I know how to do this for two natural numbers.There is also a general formula for that. But for 3 numbers it is posing a problem. Is there a standard method for any n natural numbers?

• Are the numbers required to be different? Is order important? – paw88789 Mar 31 '15 at 10:53
• I got the answer as 156. – archangel89 Mar 31 '15 at 11:06

I will assume that the numbers are distinct, and that the order doesn't matter.

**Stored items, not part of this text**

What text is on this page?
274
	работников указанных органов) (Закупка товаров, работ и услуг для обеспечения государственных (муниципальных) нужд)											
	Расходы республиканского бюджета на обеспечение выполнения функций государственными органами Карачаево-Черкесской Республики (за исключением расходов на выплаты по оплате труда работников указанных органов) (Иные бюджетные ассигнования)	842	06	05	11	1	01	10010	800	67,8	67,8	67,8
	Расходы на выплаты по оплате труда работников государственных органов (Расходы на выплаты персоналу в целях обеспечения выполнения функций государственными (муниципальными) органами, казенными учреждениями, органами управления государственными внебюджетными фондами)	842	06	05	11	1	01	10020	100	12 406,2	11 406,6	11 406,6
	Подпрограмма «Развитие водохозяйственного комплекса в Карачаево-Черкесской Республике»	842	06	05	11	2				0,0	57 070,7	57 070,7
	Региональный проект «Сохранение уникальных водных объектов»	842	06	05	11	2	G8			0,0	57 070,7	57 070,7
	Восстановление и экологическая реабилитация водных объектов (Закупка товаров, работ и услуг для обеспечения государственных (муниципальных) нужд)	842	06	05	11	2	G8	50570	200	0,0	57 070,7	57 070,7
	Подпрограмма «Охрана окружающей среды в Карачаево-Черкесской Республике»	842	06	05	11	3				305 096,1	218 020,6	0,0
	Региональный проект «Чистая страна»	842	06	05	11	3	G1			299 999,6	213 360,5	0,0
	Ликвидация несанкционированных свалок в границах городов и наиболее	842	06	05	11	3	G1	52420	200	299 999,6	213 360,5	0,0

If we let D be the set of positive divisors of 150, let S be the set of 3-element subsets of D, and

let $A_i$ for $1\le i\le3$ be the set of 3-element subsets of D not containing a multiple of 2, 3, or 25, respectively,

then $|A_1^c\cap A_2^c\cap A_3^c|=|S|-|A_1|-|A_2|-|A_3|+|A_1\cap A_2|+|A_1\cap A_3|+|A_2\cap A_3|-|A_1\cap A_2\cap A_3|$

$\hspace{1.2 in}=\dbinom{12}{3}-\dbinom{6}{3}-\dbinom{6}{3}-\dbinom{8}{3}+\dbinom{3}{3}+\dbinom{4}{3}+\dbinom{4}{3}-0=133$.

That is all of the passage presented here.